Learning STEM is an art form at Laurin Middle School

Diana Sterle teaching her STEM classStudents at Laurin Middle School have discovered that the most intriguing thing about their STEM class is usually not the science, technology, engineering or math concepts that it takes to solve problems.

It’s the art.

Take a recent assignment that STEM teacher Diana Sterle presented to her fifth and sixth grade students as an example. Studying a paper filled with nothing but 1,500 zeros and ones, the students didn’t quite know what to make of it at first. How could all of these seemingly random numbers represent anything?

It didn’t take long, though, for the confusion to quickly give way to curiosity and then excitement. You could almost see the light bulbs turn on above the kids’ heads as they realized that the zeros and ones unlock a secret: they’re bits of code that correlate to specific colors. And by filling in the corresponding rectangles with the correct color, pictures slowly emerge from the page.

The message is successfully received. The assignment demonstrates how computers make sense of codes to present digital images, and it’s a perfect example of how Sterle is turning lessons on STEM (shorthand for Science, Technology, Engineering and Math) into an art form for middle school students.

“While the name of my class is STEM, it might be more accurate to call it a STEAM class with all the art and creativity that gets incorporated into the lessons,” Sterle said. “By starting out with coordinate grids or a bunch of zeros and ones and ending up with a physical representation, students really connect the dots and understand that precision matters in science and technology.”

For sixth grader Bo Homola, the class has quickly become one of his favorite subjects. “I really like that I get to make choices in STEM class,” Homola said . “While we have to follow the project guidelines that we’re given, we also get to be creative, and that makes learning math and science a lot more fun.”

This is Sterle’s first year teaching at Laurin Middle School. While her STEM class is not officially part of Battle Ground Public School’s Career and Technical Education (CTE) program, Sterle’s class helps lay the groundwork for middle school students who may be interested in taking CTE courses when they get to high school by introducing them to STEM concepts.

In addition to the computer language and digital art project, the students have learned about scaling and design. They used coordinate planes to create two-dimensional characters from popular movies and games, and then converted the characters into three-dimensional creations using beads.

Another project taught physics lessons about gravity and kinetic/potential energy. Students made a “marble run” resembling a Rube Goldberg machine with parts that the students designed and created using a 3D printer. The goal of the marble run is to engineer pieces that fit together and provide the proper forces to direct a marble a certain way once it’s been dropped into the run.
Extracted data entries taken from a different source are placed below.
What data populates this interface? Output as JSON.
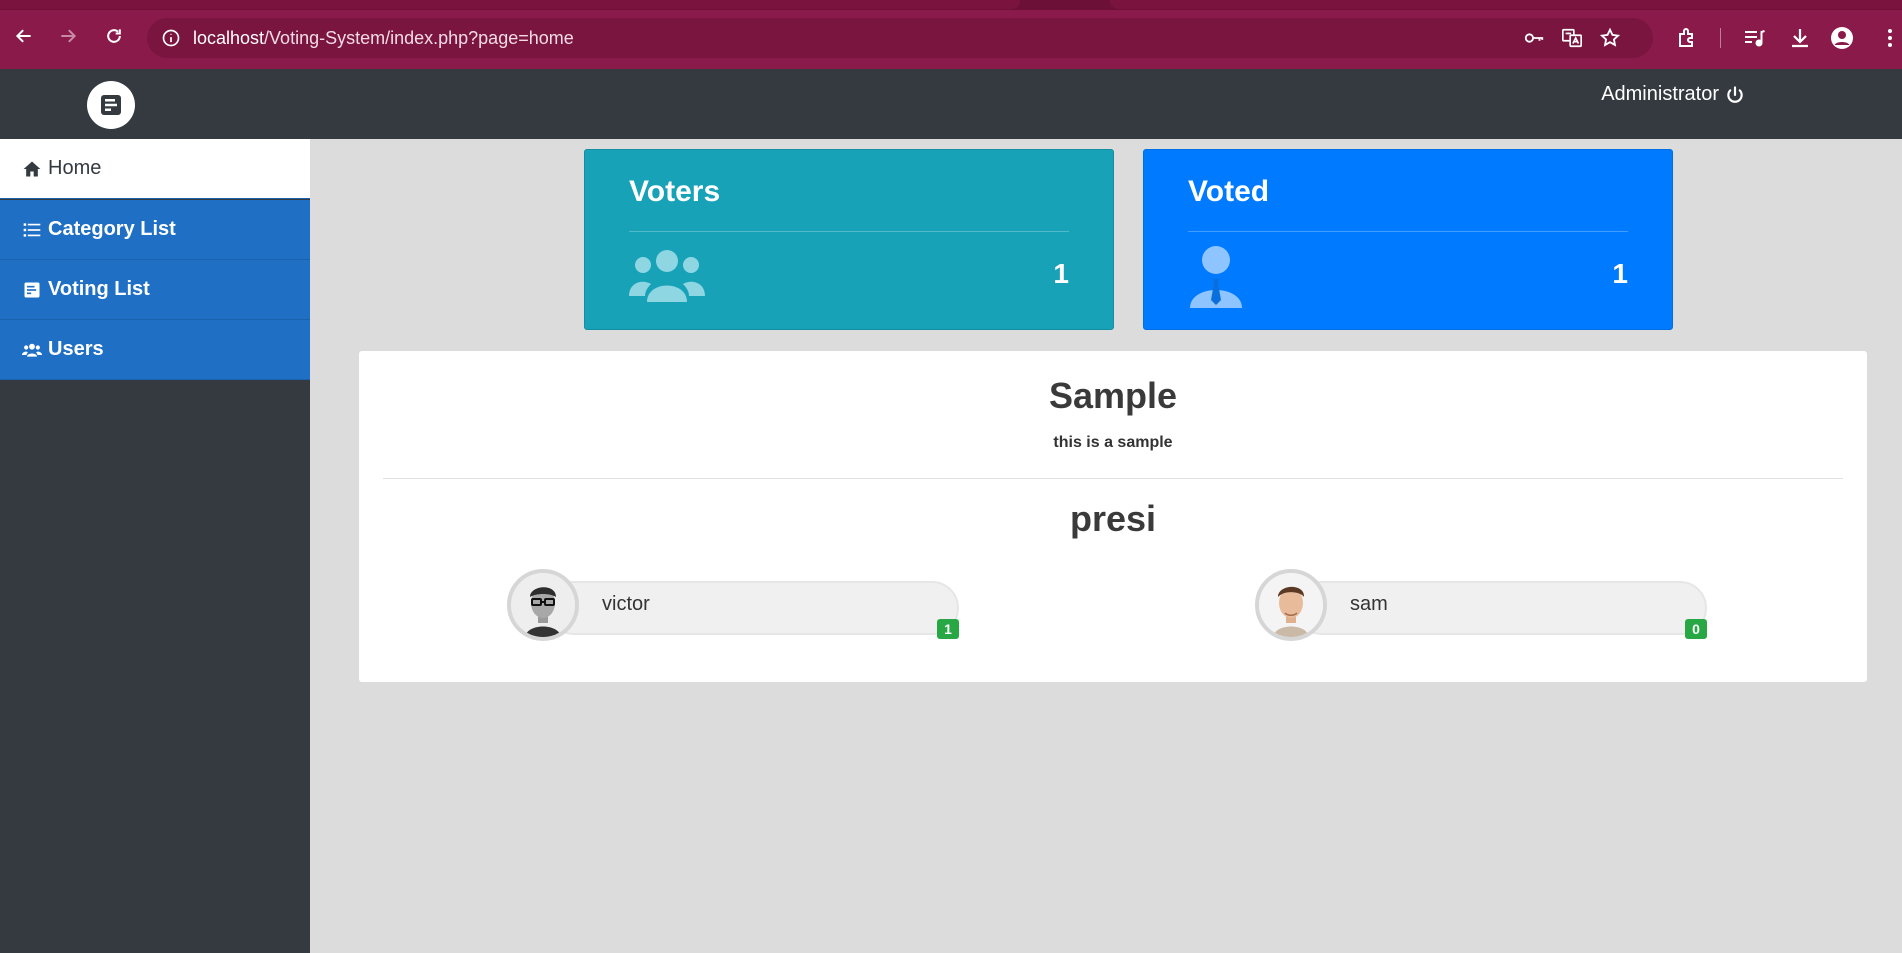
{
  "browser": {
    "url_host": "localhost",
    "url_path": "/Voting-System/index.php?page=home"
  },
  "header": {
    "user_label": "Administrator"
  },
  "sidebar": {
    "items": [
      {
        "label": "Home",
        "icon": "home-icon",
        "active": true
      },
      {
        "label": "Category List",
        "icon": "list-icon",
        "active": false
      },
      {
        "label": "Voting List",
        "icon": "poll-icon",
        "active": false
      },
      {
        "label": "Users",
        "icon": "users-icon",
        "active": false
      }
    ]
  },
  "stats": {
    "voters": {
      "title": "Voters",
      "value": "1",
      "color": "#17a2b8",
      "icon": "users-icon"
    },
    "voted": {
      "title": "Voted",
      "value": "1",
      "color": "#007bff",
      "icon": "user-tie-icon"
    }
  },
  "poll": {
    "title": "Sample",
    "description": "this is a sample",
    "category": "presi",
    "candidates": [
      {
        "name": "victor",
        "votes": "1"
      },
      {
        "name": "sam",
        "votes": "0"
      }
    ]
  },
  "colors": {
    "sidebar_blue": "#1f6fc4",
    "header_dark": "#343a40",
    "badge_green": "#28a745",
    "browser_chrome": "#8a1a4a"
  }
}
“All of these activities support students in learning how to describe a problem, identify what the important details are to solve the problem, and break it into small, logical steps so they can create a process to solve the problem, and then evaluate the process,” Sterle said. “These skills are particularly relevant to developing digital systems and solving problems using computer capabilities, and understanding these concepts will help prepare these kids for the future if they’re interested in pursuing STEM in college and beyond.”

Fifth grader Nicole Kinzie appreciates that the class is so hands on. “Actually making things instead of trying to learn from a book is so much better,” Kinzie said. “Pretty much every day, we’re doing something in STEM class that combines art with technology, so it makes learning more exciting.”

“It’s my job to introduce these kids to technology and engineering concepts and to generate excitement,” Sterle said. “I want to expose them to as many relevant STEM topics as possible in a fun and interesting way. It’s more than a typical technology class, and we’re not just using computers to study these concepts.”